M. Laurin: C'est justement ce que nous voulons faire, aborder
cette question avec réalisme en fonction des objectifs qu'on peut avoir,
mais surtout en fonction de ce qui se passe dans la réalité. Je
partage le même objectif que vous, j'ai hâte de voir arriver le
moment où on pourra exempter de tests linguistiques tous nos
diplômés de cégeps ou nos diplômés de
l'école secondaire pour ceux qui se destinent à une profession
où les tests sont requis, comme par exemple, les infirmières
auxiliaires.
Encore une fois, je ne peux que vous répéter que, il y a
un an et demi, quand j'ai quitté ces responsabilités, ce
n'était pas encore le cas. Je sais que mon collègue examine cela
dans l'ensemble des questions qu'il est en train de réviser. Je lui
ferai sûrement une suggestion qui correspondra à l'état de
l'enseignement de la langue seconde qui se dispense actuellement dans nos
écoles secondaires et dans nos collèges.
M. O'Gallagher: Mais vous, comme ministre de l'Éducation,
êtes-vous satisfait des étudiants finissants du secondaire
anglophone, du cégep anglophone ou des universités anglophones,
ont-ils une connaissance indiquant que votre mandat est rempli, c'est-
à-dire est-ce que les finissants du secondaire ont une
connaissance adéquate, un "working knowledge" si vous le voulez, du
français?
M. Laurin: Nous avons fait beaucoup d'efforts en ce sens au
niveau du ministère depuis quatre ou cinq ans.
M. O'Gallagher: Pourquoi?
M. Laurin: Mais il faut également que les commissions
scolaires, qui ont un rôle important dans l'application des programmes,
fassent aussi cet effort et que les résultats en témoignent.

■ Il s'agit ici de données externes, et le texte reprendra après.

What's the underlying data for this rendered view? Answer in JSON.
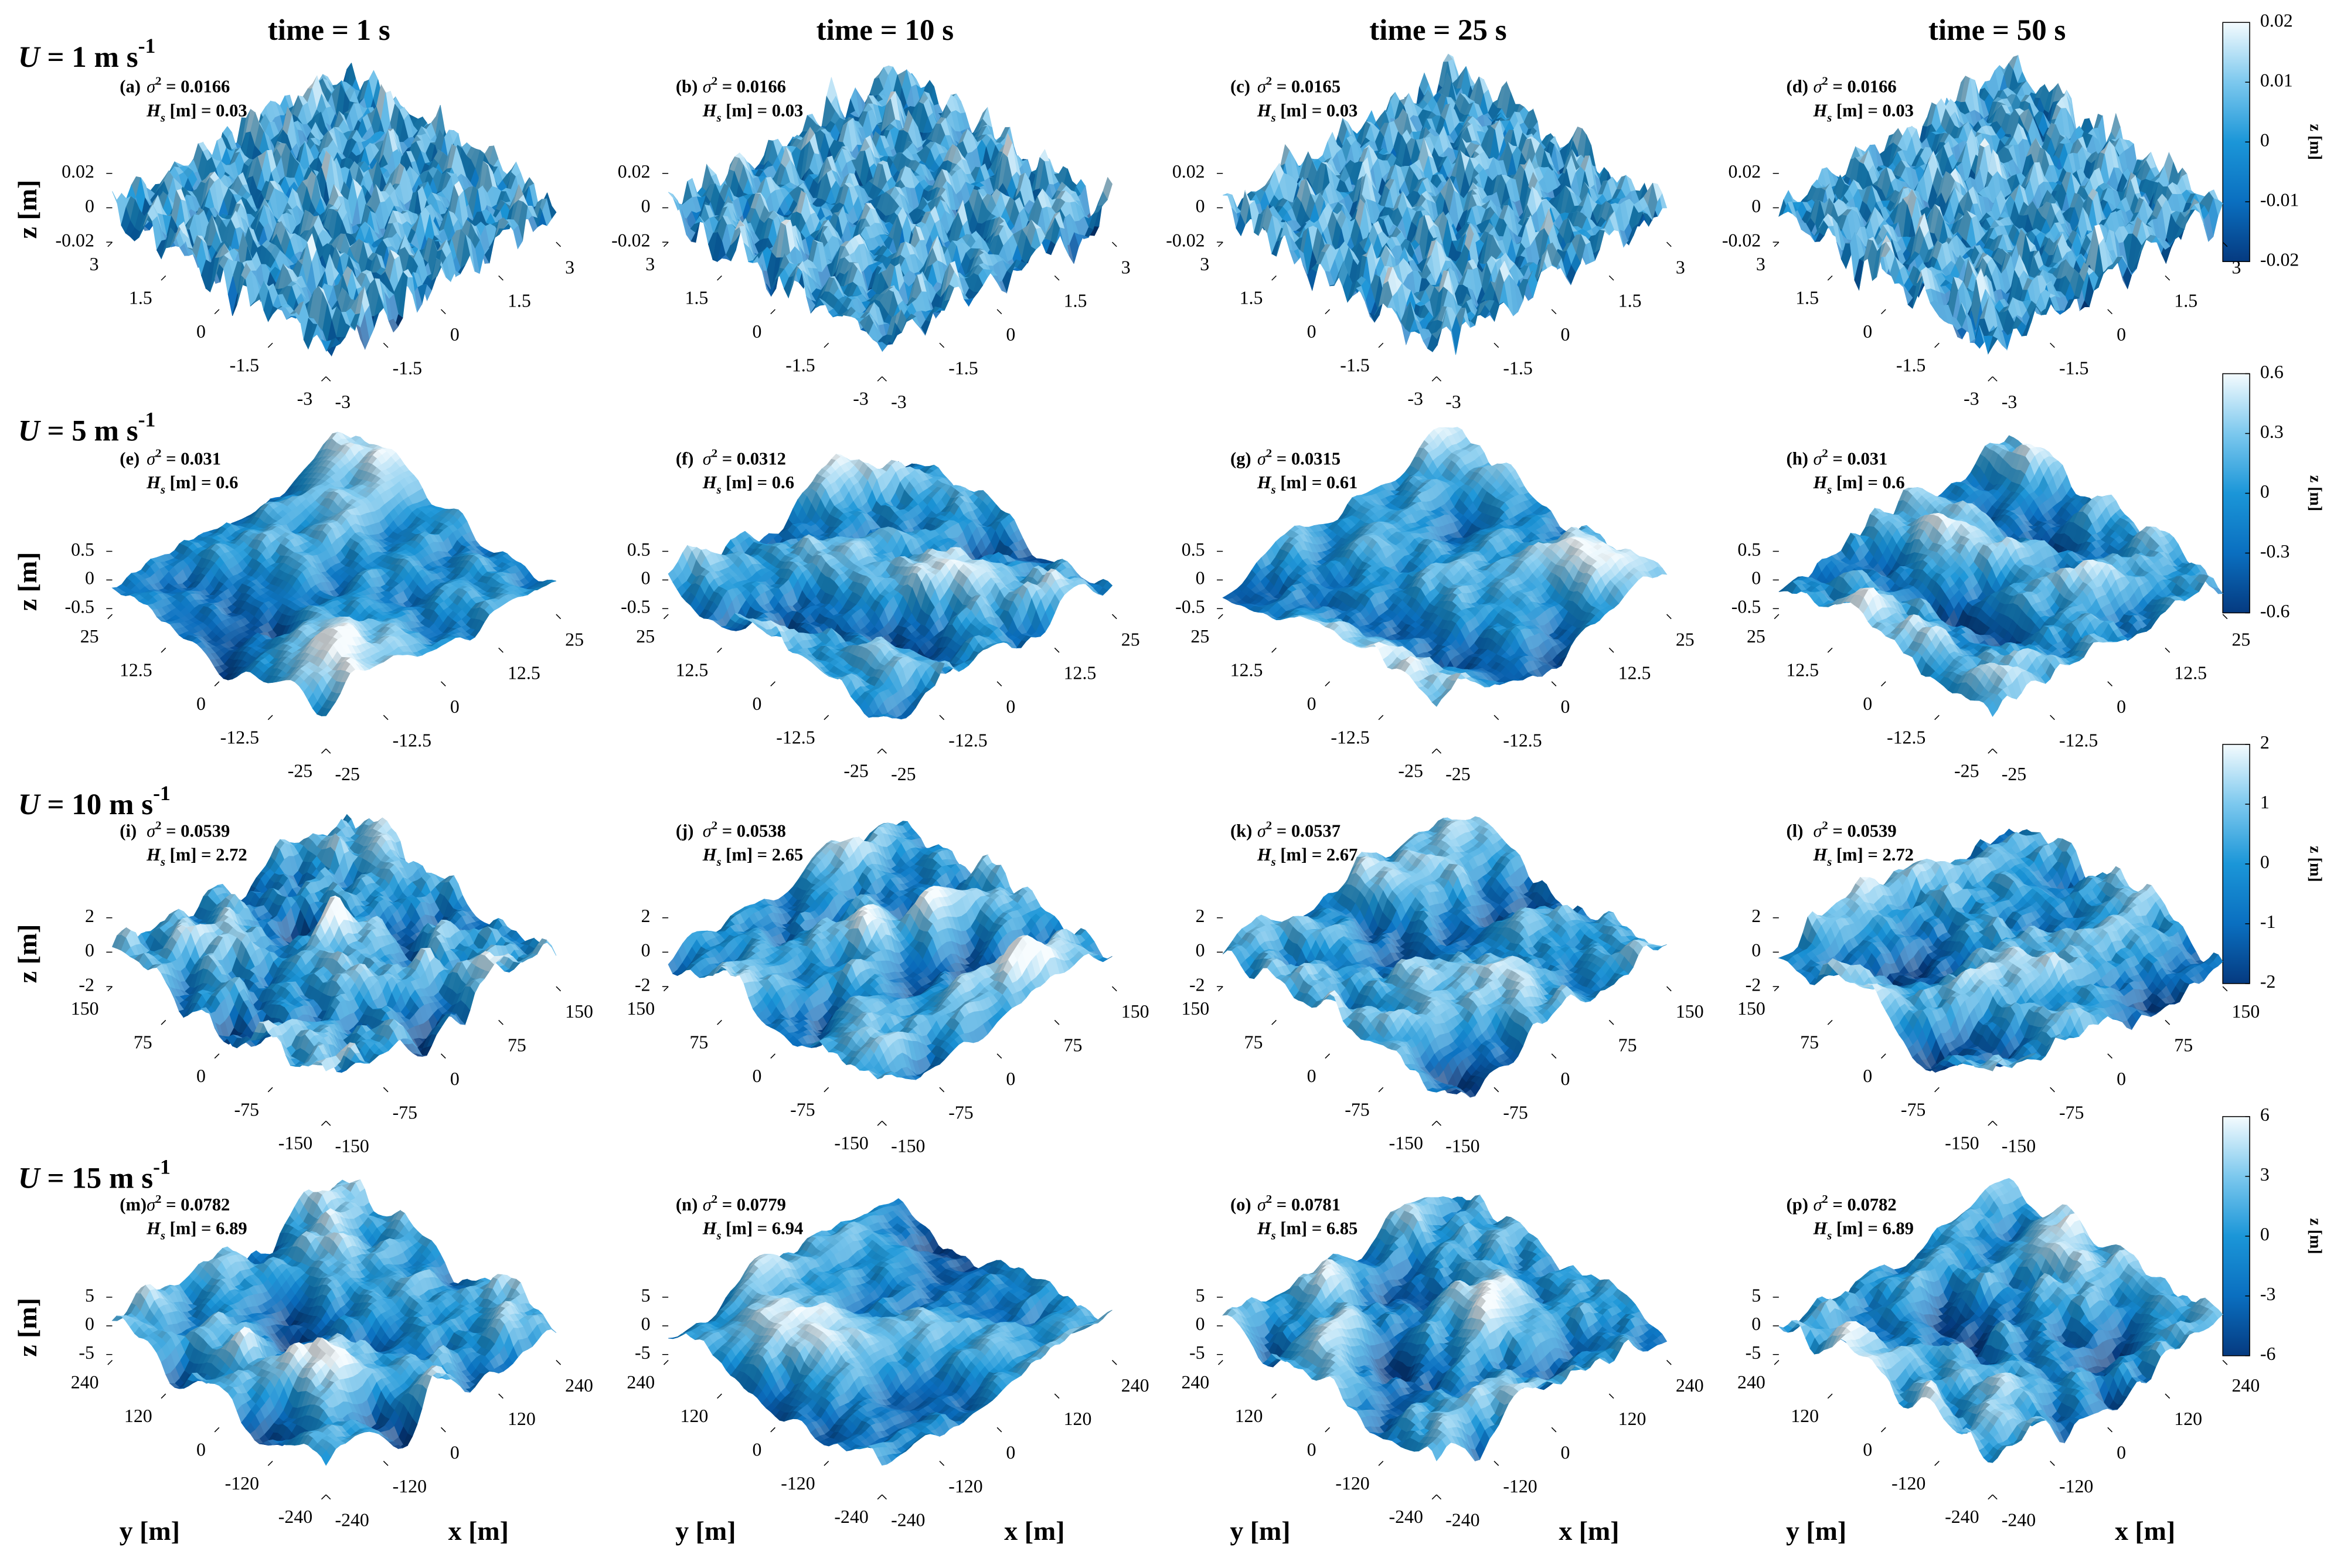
{
  "column_titles": [
    "time = 1 s",
    "time = 10 s",
    "time = 25 s",
    "time = 50 s"
  ],
  "row_labels": [
    {
      "symbol": "U",
      "text": " = 1 m s",
      "sup": "-1"
    },
    {
      "symbol": "U",
      "text": " = 5 m s",
      "sup": "-1"
    },
    {
      "symbol": "U",
      "text": " = 10 m s",
      "sup": "-1"
    },
    {
      "symbol": "U",
      "text": " = 15 m s",
      "sup": "-1"
    }
  ],
  "z_axis_label": "z [m]",
  "x_axis_label": "x [m]",
  "y_axis_label": "y [m]",
  "colormap": [
    "#053a80",
    "#0a6fc0",
    "#1b96d8",
    "#7cc8ee",
    "#f4fbfe"
  ],
  "colorbars": [
    {
      "label": "z [m]",
      "clim": [
        -0.02,
        0.02
      ],
      "ticks": [
        -0.02,
        -0.01,
        0,
        0.01,
        0.02
      ]
    },
    {
      "label": "z [m]",
      "clim": [
        -0.6,
        0.6
      ],
      "ticks": [
        -0.6,
        -0.3,
        0,
        0.3,
        0.6
      ]
    },
    {
      "label": "z [m]",
      "clim": [
        -2,
        2
      ],
      "ticks": [
        -2,
        -1,
        0,
        1,
        2
      ]
    },
    {
      "label": "z [m]",
      "clim": [
        -6,
        6
      ],
      "ticks": [
        -6,
        -3,
        0,
        3,
        6
      ]
    }
  ],
  "chart_data": [
    {
      "type": "surface",
      "panel": "(a)",
      "sigma": {
        "symbol": "σ",
        "sup": "2",
        "text": " = 0.0166"
      },
      "hs": {
        "symbol": "H",
        "sub": "s",
        "text": " [m] = 0.03"
      },
      "xlim": [
        -3,
        3
      ],
      "ylim": [
        -3,
        3
      ],
      "zlim": [
        -0.02,
        0.02
      ],
      "xticks": [
        -3,
        -1.5,
        0,
        1.5,
        3
      ],
      "yticks": [
        -3,
        -1.5,
        0,
        1.5,
        3
      ],
      "zticks": [
        -0.02,
        0,
        0.02
      ]
    },
    {
      "type": "surface",
      "panel": "(b)",
      "sigma": {
        "symbol": "σ",
        "sup": "2",
        "text": " = 0.0166"
      },
      "hs": {
        "symbol": "H",
        "sub": "s",
        "text": " [m] = 0.03"
      },
      "xlim": [
        -3,
        3
      ],
      "ylim": [
        -3,
        3
      ],
      "zlim": [
        -0.02,
        0.02
      ],
      "xticks": [
        -3,
        -1.5,
        0,
        1.5,
        3
      ],
      "yticks": [
        -3,
        -1.5,
        0,
        1.5,
        3
      ],
      "zticks": [
        -0.02,
        0,
        0.02
      ]
    },
    {
      "type": "surface",
      "panel": "(c)",
      "sigma": {
        "symbol": "σ",
        "sup": "2",
        "text": " = 0.0165"
      },
      "hs": {
        "symbol": "H",
        "sub": "s",
        "text": " [m] = 0.03"
      },
      "xlim": [
        -3,
        3
      ],
      "ylim": [
        -3,
        3
      ],
      "zlim": [
        -0.02,
        0.02
      ],
      "xticks": [
        -3,
        -1.5,
        0,
        1.5,
        3
      ],
      "yticks": [
        -3,
        -1.5,
        0,
        1.5,
        3
      ],
      "zticks": [
        -0.02,
        0,
        0.02
      ]
    },
    {
      "type": "surface",
      "panel": "(d)",
      "sigma": {
        "symbol": "σ",
        "sup": "2",
        "text": " = 0.0166"
      },
      "hs": {
        "symbol": "H",
        "sub": "s",
        "text": " [m] = 0.03"
      },
      "xlim": [
        -3,
        3
      ],
      "ylim": [
        -3,
        3
      ],
      "zlim": [
        -0.02,
        0.02
      ],
      "xticks": [
        -3,
        -1.5,
        0,
        1.5,
        3
      ],
      "yticks": [
        -3,
        -1.5,
        0,
        1.5,
        3
      ],
      "zticks": [
        -0.02,
        0,
        0.02
      ]
    },
    {
      "type": "surface",
      "panel": "(e)",
      "sigma": {
        "symbol": "σ",
        "sup": "2",
        "text": " = 0.031"
      },
      "hs": {
        "symbol": "H",
        "sub": "s",
        "text": " [m] = 0.6"
      },
      "xlim": [
        -25,
        25
      ],
      "ylim": [
        -25,
        25
      ],
      "zlim": [
        -0.6,
        0.6
      ],
      "xticks": [
        -25,
        -12.5,
        0,
        12.5,
        25
      ],
      "yticks": [
        -25,
        -12.5,
        0,
        12.5,
        25
      ],
      "zticks": [
        -0.5,
        0,
        0.5
      ]
    },
    {
      "type": "surface",
      "panel": "(f)",
      "sigma": {
        "symbol": "σ",
        "sup": "2",
        "text": " = 0.0312"
      },
      "hs": {
        "symbol": "H",
        "sub": "s",
        "text": " [m] = 0.6"
      },
      "xlim": [
        -25,
        25
      ],
      "ylim": [
        -25,
        25
      ],
      "zlim": [
        -0.6,
        0.6
      ],
      "xticks": [
        -25,
        -12.5,
        0,
        12.5,
        25
      ],
      "yticks": [
        -25,
        -12.5,
        0,
        12.5,
        25
      ],
      "zticks": [
        -0.5,
        0,
        0.5
      ]
    },
    {
      "type": "surface",
      "panel": "(g)",
      "sigma": {
        "symbol": "σ",
        "sup": "2",
        "text": " = 0.0315"
      },
      "hs": {
        "symbol": "H",
        "sub": "s",
        "text": " [m] = 0.61"
      },
      "xlim": [
        -25,
        25
      ],
      "ylim": [
        -25,
        25
      ],
      "zlim": [
        -0.6,
        0.6
      ],
      "xticks": [
        -25,
        -12.5,
        0,
        12.5,
        25
      ],
      "yticks": [
        -25,
        -12.5,
        0,
        12.5,
        25
      ],
      "zticks": [
        -0.5,
        0,
        0.5
      ]
    },
    {
      "type": "surface",
      "panel": "(h)",
      "sigma": {
        "symbol": "σ",
        "sup": "2",
        "text": " = 0.031"
      },
      "hs": {
        "symbol": "H",
        "sub": "s",
        "text": " [m] = 0.6"
      },
      "xlim": [
        -25,
        25
      ],
      "ylim": [
        -25,
        25
      ],
      "zlim": [
        -0.6,
        0.6
      ],
      "xticks": [
        -25,
        -12.5,
        0,
        12.5,
        25
      ],
      "yticks": [
        -25,
        -12.5,
        0,
        12.5,
        25
      ],
      "zticks": [
        -0.5,
        0,
        0.5
      ]
    },
    {
      "type": "surface",
      "panel": "(i)",
      "sigma": {
        "symbol": "σ",
        "sup": "2",
        "text": " = 0.0539"
      },
      "hs": {
        "symbol": "H",
        "sub": "s",
        "text": " [m] = 2.72"
      },
      "xlim": [
        -150,
        150
      ],
      "ylim": [
        -150,
        150
      ],
      "zlim": [
        -2,
        2
      ],
      "xticks": [
        -150,
        -75,
        0,
        75,
        150
      ],
      "yticks": [
        -150,
        -75,
        0,
        75,
        150
      ],
      "zticks": [
        -2,
        0,
        2
      ]
    },
    {
      "type": "surface",
      "panel": "(j)",
      "sigma": {
        "symbol": "σ",
        "sup": "2",
        "text": " = 0.0538"
      },
      "hs": {
        "symbol": "H",
        "sub": "s",
        "text": " [m] = 2.65"
      },
      "xlim": [
        -150,
        150
      ],
      "ylim": [
        -150,
        150
      ],
      "zlim": [
        -2,
        2
      ],
      "xticks": [
        -150,
        -75,
        0,
        75,
        150
      ],
      "yticks": [
        -150,
        -75,
        0,
        75,
        150
      ],
      "zticks": [
        -2,
        0,
        2
      ]
    },
    {
      "type": "surface",
      "panel": "(k)",
      "sigma": {
        "symbol": "σ",
        "sup": "2",
        "text": " = 0.0537"
      },
      "hs": {
        "symbol": "H",
        "sub": "s",
        "text": " [m] = 2.67"
      },
      "xlim": [
        -150,
        150
      ],
      "ylim": [
        -150,
        150
      ],
      "zlim": [
        -2,
        2
      ],
      "xticks": [
        -150,
        -75,
        0,
        75,
        150
      ],
      "yticks": [
        -150,
        -75,
        0,
        75,
        150
      ],
      "zticks": [
        -2,
        0,
        2
      ]
    },
    {
      "type": "surface",
      "panel": "(l)",
      "sigma": {
        "symbol": "σ",
        "sup": "2",
        "text": " = 0.0539"
      },
      "hs": {
        "symbol": "H",
        "sub": "s",
        "text": " [m] = 2.72"
      },
      "xlim": [
        -150,
        150
      ],
      "ylim": [
        -150,
        150
      ],
      "zlim": [
        -2,
        2
      ],
      "xticks": [
        -150,
        -75,
        0,
        75,
        150
      ],
      "yticks": [
        -150,
        -75,
        0,
        75,
        150
      ],
      "zticks": [
        -2,
        0,
        2
      ]
    },
    {
      "type": "surface",
      "panel": "(m)",
      "sigma": {
        "symbol": "σ",
        "sup": "2",
        "text": " = 0.0782"
      },
      "hs": {
        "symbol": "H",
        "sub": "s",
        "text": " [m] = 6.89"
      },
      "xlim": [
        -240,
        240
      ],
      "ylim": [
        -240,
        240
      ],
      "zlim": [
        -6,
        6
      ],
      "xticks": [
        -240,
        -120,
        0,
        120,
        240
      ],
      "yticks": [
        -240,
        -120,
        0,
        120,
        240
      ],
      "zticks": [
        -5,
        0,
        5
      ]
    },
    {
      "type": "surface",
      "panel": "(n)",
      "sigma": {
        "symbol": "σ",
        "sup": "2",
        "text": " = 0.0779"
      },
      "hs": {
        "symbol": "H",
        "sub": "s",
        "text": " [m] = 6.94"
      },
      "xlim": [
        -240,
        240
      ],
      "ylim": [
        -240,
        240
      ],
      "zlim": [
        -6,
        6
      ],
      "xticks": [
        -240,
        -120,
        0,
        120,
        240
      ],
      "yticks": [
        -240,
        -120,
        0,
        120,
        240
      ],
      "zticks": [
        -5,
        0,
        5
      ]
    },
    {
      "type": "surface",
      "panel": "(o)",
      "sigma": {
        "symbol": "σ",
        "sup": "2",
        "text": " = 0.0781"
      },
      "hs": {
        "symbol": "H",
        "sub": "s",
        "text": " [m] = 6.85"
      },
      "xlim": [
        -240,
        240
      ],
      "ylim": [
        -240,
        240
      ],
      "zlim": [
        -6,
        6
      ],
      "xticks": [
        -240,
        -120,
        0,
        120,
        240
      ],
      "yticks": [
        -240,
        -120,
        0,
        120,
        240
      ],
      "zticks": [
        -5,
        0,
        5
      ]
    },
    {
      "type": "surface",
      "panel": "(p)",
      "sigma": {
        "symbol": "σ",
        "sup": "2",
        "text": " = 0.0782"
      },
      "hs": {
        "symbol": "H",
        "sub": "s",
        "text": " [m] = 6.89"
      },
      "xlim": [
        -240,
        240
      ],
      "ylim": [
        -240,
        240
      ],
      "zlim": [
        -6,
        6
      ],
      "xticks": [
        -240,
        -120,
        0,
        120,
        240
      ],
      "yticks": [
        -240,
        -120,
        0,
        120,
        240
      ],
      "zticks": [
        -5,
        0,
        5
      ]
    }
  ]
}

Encore une fois, je pense qu'on s'est approché de plus en plus de
l'objectif. Je ne peux pas vous dire encore à ce moment-ci si l'objectif
est atteint, mais on va sûrement travailler tous ensemble pour qu'il soit
atteint le plus tôt possible et qu'on puisse exempter des tests
linguistiques les professionnels formés au Québec.
M. O'Gallagher: Est-ce qu'au niveau de l'Office des professions
on a des statistiques qui sont disponibles sur le nombre de professions par
catégorie qui ont subi ces examens linguistiques? Avez-vous fait une
étude, un sondage ou un résumé de toute la situation des
tests linguistiques?
M. Laurin: L'Office n'est présent à cette question
que par le biais de sa présence au comité chargé de
l'élaboration des tests. Il y a un représentant de l'office qui
siège régulièrement avec deux autres membres au
comité des tests et c'est ce comité qui est responsable par
exemple de la révision des tests auxquels on vient de procéder,
des nouveaux tests qui doivent maintenant tenter d'apprécier la
connaissance d'un français qui est approprié à l'exercice
d'une profession donnée. L'office a participé à ces
travaux-là, mais je ne pense pas que l'office ait d'autre mission que
celle-là; peut-être ont-ils fait d'autres études?
Si nous avons des statistiques, elles nous parviennent de l'Office de la
langue française; la meilleure source, c'est l'Office de la langue
française pour ces statistiques-là. Je n'en ai pas ici sous la
main, mais elles nous parvenaient autrefois de l'Office de la langue
française et c'est sa responsabilité d'ailleurs, comme le disait
le ministre.
M. O'Gallagher: Donc, on peut conclure qu'il reste encore le
double standard pour les jeunes anglophones québécois?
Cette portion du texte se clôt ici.